Rusty patched bumblebee is the first bee species to be listed as endangered in 48 adjoining US States. In September, seven Hawaiian bee species have been declared endangered after devastating decline in populations.
“Our top priority is to act quickly to prevent extinction of the rusty patched bumble bee,” Service Midwest Regional Director Tom Melius said in a press release. “Listing the bee as endangered will help us mobilize partners and focus resources on finding ways right now to stop the decline.”
Rusty patched bumblebee gets its name for the distinctive reddish patch on its abdomen. It is among the 4,000 bee species that are native to North America.
Like other bee species, bumblebee is also an important pollinator for crops such as cranberries, blueberries and tomatoes. Overall, almost 35 percent of world crops are depended on bee pollination.
The species is facing similar threats that have depleted the populations of Hawaiian bees such as habitat loss, diseases, parasites, pesticides and climate change. The population can decline even further if something has not done to eliminate or reduce those threats. Well-crafted and implemented actions are required to prevent the bee from going extinct.

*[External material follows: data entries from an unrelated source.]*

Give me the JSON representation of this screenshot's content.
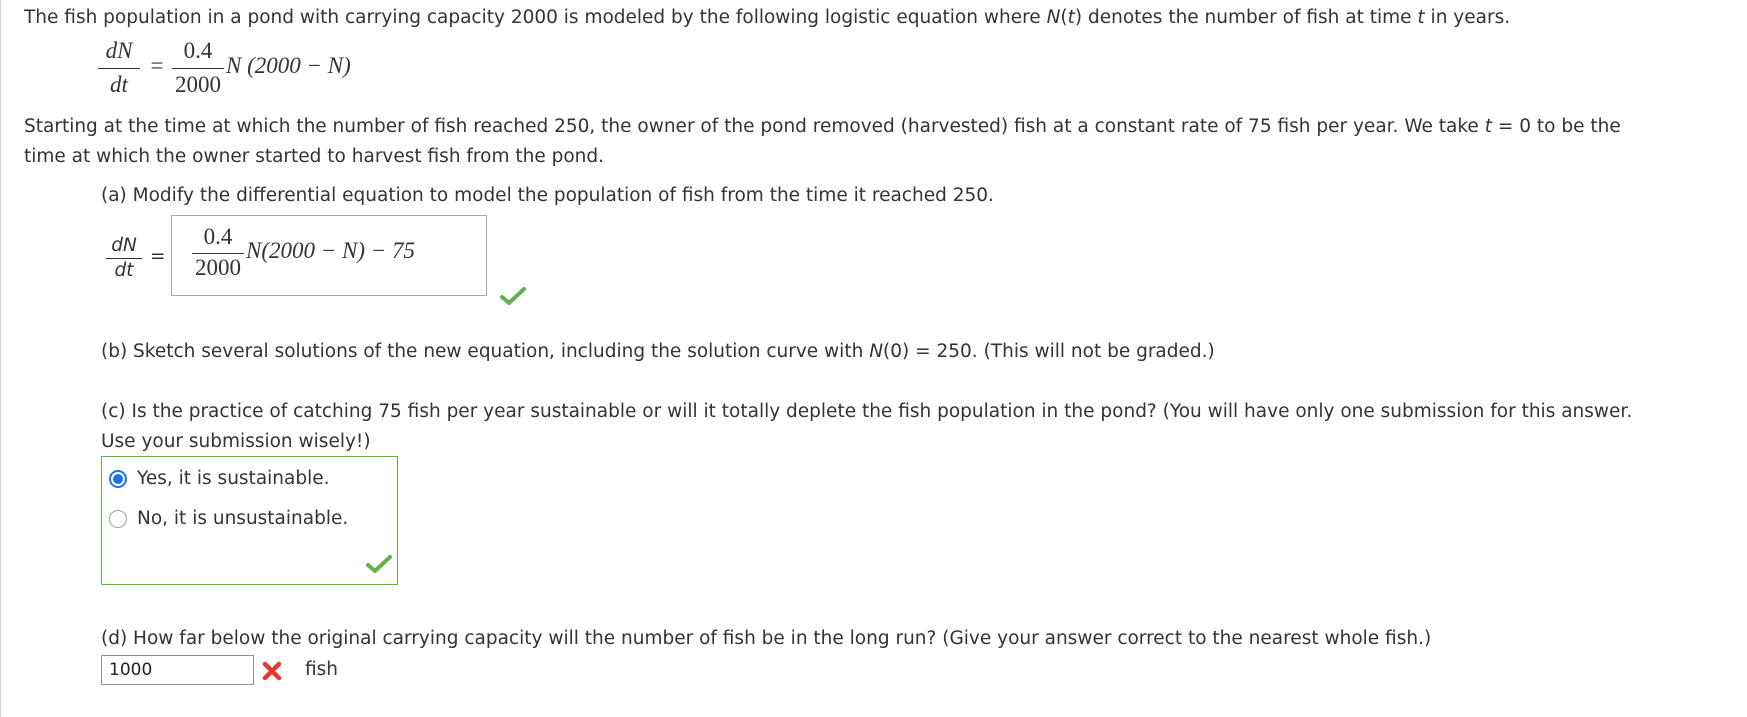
{
  "intro": {
    "text_before_N": "The fish population in a pond with carrying capacity 2000 is modeled by the following logistic equation where ",
    "N_symbol": "N",
    "paren_open": "(",
    "t_symbol": "t",
    "paren_close": ")",
    "text_middle": " denotes the number of fish at time ",
    "text_end": " in years."
  },
  "original_equation": {
    "lhs_num": "dN",
    "lhs_den": "dt",
    "equals": "=",
    "coef_num": "0.4",
    "coef_den": "2000",
    "rhs": "N (2000 − N)"
  },
  "harvest": {
    "line1_before_t": "Starting at the time at which the number of fish reached 250, the owner of the pond removed (harvested) fish at a constant rate of 75 fish per year. We take ",
    "t_symbol": "t",
    "line1_after_t": " = 0 to be the",
    "line2": "time at which the owner started to harvest fish from the pond."
  },
  "part_a": {
    "prompt": "(a) Modify the differential equation to model the population of fish from the time it reached 250.",
    "lhs_num": "dN",
    "lhs_den": "dt",
    "equals": "=",
    "answer_num": "0.4",
    "answer_den": "2000",
    "answer_rest": "N(2000 − N) − 75",
    "status_icon": "check-icon"
  },
  "part_b": {
    "before_N": "(b) Sketch several solutions of the new equation, including the solution curve with ",
    "N_symbol": "N",
    "after_N": "(0) = 250. (This will not be graded.)"
  },
  "part_c": {
    "line1": "(c) Is the practice of catching 75 fish per year sustainable or will it totally deplete the fish population in the pond? (You will have only one submission for this answer.",
    "line2": "Use your submission wisely!)",
    "options": [
      {
        "label": "Yes, it is sustainable.",
        "selected": true
      },
      {
        "label": "No, it is unsustainable.",
        "selected": false
      }
    ],
    "status_icon": "check-icon"
  },
  "part_d": {
    "prompt": "(d) How far below the original carrying capacity will the number of fish be in the long run? (Give your answer correct to the nearest whole fish.)",
    "answer_value": "1000",
    "status_icon": "x-icon",
    "unit": "fish"
  },
  "colors": {
    "correct": "#64b14b",
    "incorrect": "#e53935",
    "radio_selected": "#1a73e8",
    "text": "#333333"
  }
}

Sarina Jepsen, director of endangered species at the Xerces Society for Invertebrate Conservation considers the listing as the “best and probably last hope for the recovery of the rusty patched bumble bee.”
“Now that the Fish and Wildlife Service has listed the rusty patched bumble bee as endangered, it stands a chance of surviving the many threats it faces – from the use of neonicotinoid pesticides to diseases.”